Abb.: Ein infraroter Laser-Puls aus wenigen Wellenzügen (halbe Schwingungsperiode: 1,3 Femtosekunden = 1300 Attosekunden) wird auf ein Festkörper-Target fokussiert. Der reflektierte Puls enthält eine Vielzahl von Harmonischen, aus denen durch geeignete Filterung ein einzelner Attosekunden-Pulse selektiert wird. (Bild: MPQ)

Das übliche Verfahren für die Gewinnung ultrakurzer kohärenter Lichtpulse im XUV-Spektralbereich beruht auf der Erzeugung sogenannter "Harmonischer", die beim Gang von Laserlicht durch ein Gas-Target entstehen. Das Laserlicht wird dabei in Strahlung umgewandelt, deren Frequenz ein ganzzahliges Vielfaches der Grundfrequenz ist. Im Gegensatz dazu fokussieren die Physiker bei dem hier beschriebenen Experiment kurze Laserpulse aus dem Titan-Saphir-Laser ATLAS (IR, 800 nm) auf ein Festkörper-Target. Dessen Oberfläche wird dadurch vollständig ionisiert, so dass sich dort ein hochdichtes Plasma herausbildet, in dem die Elektronen mit annähernder Lichtgeschwindigkeit im Laserfeld oszillieren. Zwei Prozesse führen hier zur Erzeugung Harmonischer: Auf der einen Seite reflektieren die hin- und her schwingenden Elektronen das ankommende Licht. Wenn sie dabei dem Strahl entgegenlaufen, wird das Licht infolge des Doppler-Effekts zu höheren Frequenzen verschoben. Auf der anderen Seite - und das ist der dominante Prozess in diesem Experiment - erzeugen die in die Oberfläche injizierten Elektronen in ihrem Gefolge Plasmawellen. Unter bestimmten Umständen werden diese in elektromagnetische Strahlung bei höheren Harmonischen als der Frequenz des Treiberlasers umgewandelt. Ein geeigneter Filter entfernt die verbliebene IR-Strahlung und selektiert einen Bereich von Harmonischen.

"Es gibt keine Möglichkeit, die zeitliche Struktur der Folge von ausgesandten Attosekunden-Pulsen direkt zu bestimmen", erklärt George Tsakiris, Leiter des Projekts. "Wir müssen uns daher eines Tricks bedienen: wir lassen zwei Kopien der Pulszüge mit den Atomen in einem Helium-Gasjet in Wechselwirkung treten.

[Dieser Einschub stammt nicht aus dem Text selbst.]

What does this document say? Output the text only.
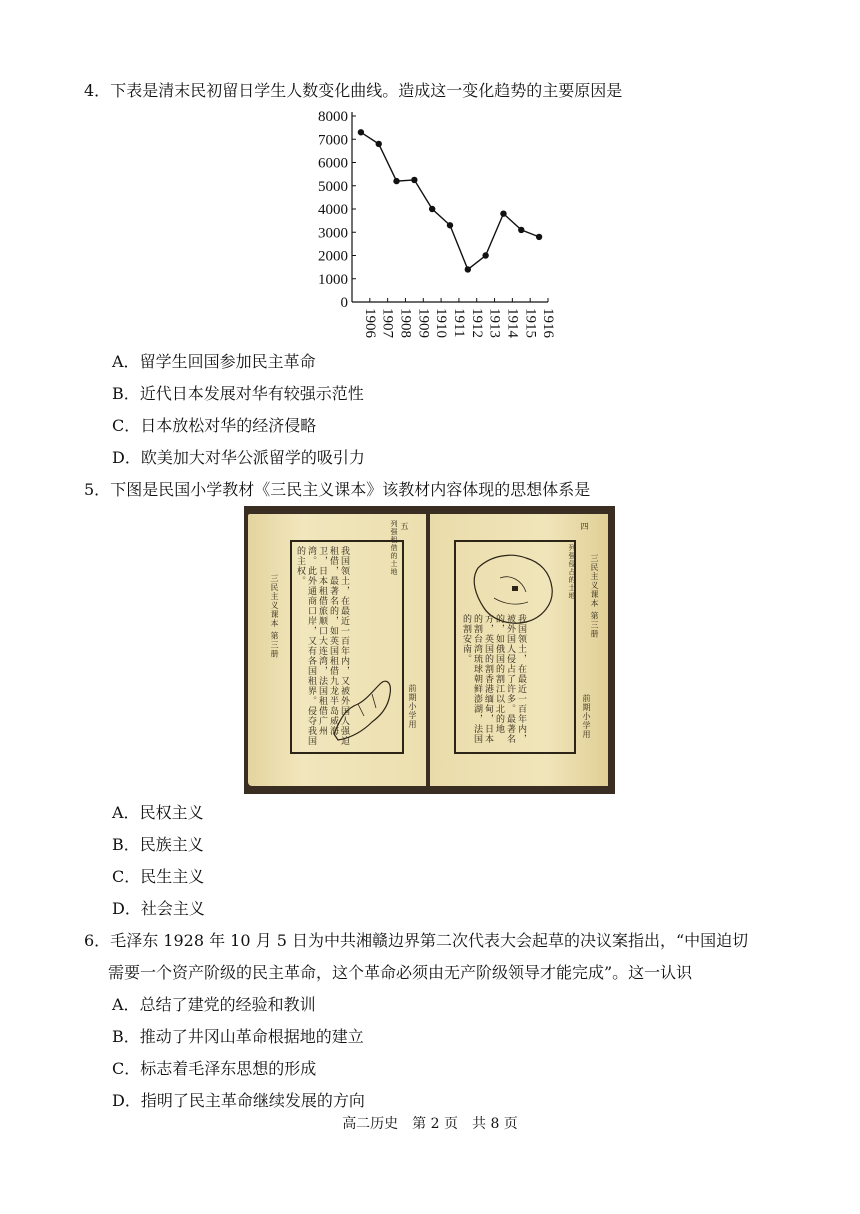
4．下表是清末民初留日学生人数变化曲线。造成这一变化趋势的主要原因是
0
1000
2000
3000
4000
5000
6000
7000
8000
1906 1907 1908 1909 1910 1911 1912 1913 1914 1915 1916
A．留学生回国参加民主革命
B．近代日本发展对华有较强示范性
C．日本放松对华的经济侵略
D．欧美加大对华公派留学的吸引力
5．下图是民国小学教材《三民主义课本》该教材内容体现的思想体系是
我国领土，在最近一百年内，又被外国人强迫租借，最著名的，如英国租借九龙半岛威海卫，日本租借旅顺口大连湾，法国租借广州湾。此外通商口岸，又有各国租界。侵夺我国的主权。
三民主义课本 第三册
前期小学用
列强租借的土地 五
我国领土，在最近一百年内，被外国人侵占了许多。最著名的，如俄国的割江以北的地方，英国的割香港缅甸，日本的割台湾琉球朝鲜澎湖，法国的割安南。
三民主义课本 第三册
前期小学用
列强侵占的土地
四
A．民权主义
B．民族主义
C．民生主义
D．社会主义
6．毛泽东 1928 年 10 月 5 日为中共湘赣边界第二次代表大会起草的决议案指出，“中国迫切
需要一个资产阶级的民主革命，这个革命必须由无产阶级领导才能完成”。这一认识
A．总结了建党的经验和教训
B．推动了井冈山革命根据地的建立
C．标志着毛泽东思想的形成
D．指明了民主革命继续发展的方向
高二历史　第 2 页　共 8 页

Indem wir die Zeitverschiebung zwischen ihnen variieren und die korrespondierende Zahl an Helium-Ionen aufzeichnen, können wir auf die Zeitstruktur der XUV-Strahlung schließen." "Wir haben erstmals gezeigt, dass die in einem Festkörper erzeugten Harmonischen tatsächlich als eine dichte Folge von Attosekunden-Pulsen ausgesandt werden", fügt Rainer Hörlein, Doktorand am Institut, hinzu.

Allgemein gesprochen haben die Physiker erstmals erfolgreich eine alternative Methode zu der Gewinnung von Attosekunden-Pulsen über Harmonische in Edelgas-Targets erprobt. Darüber hinaus haben die Pulse eine um Größenordnungen höhere Intensität als konventionell erzeugte. Und noch ein weiterer Vorteil im Vergleich zu den Gas-Harmonischen wird erwartet. Die neue Methode sollte skalierbar sein, d.h., je höher die Laserintensität, desto kürzer und energiereicher die Attosekunden-Pulse. Attosekunden-Pulse mit einer Intensität, die weit höher ist als dem gegenwärtigen Stand der Technik entspricht, würden eine Reihe interessanter Experimente und sogar Anrege-Abfrage-Experimente mit Attosekunden-Auflösung ermöglichen.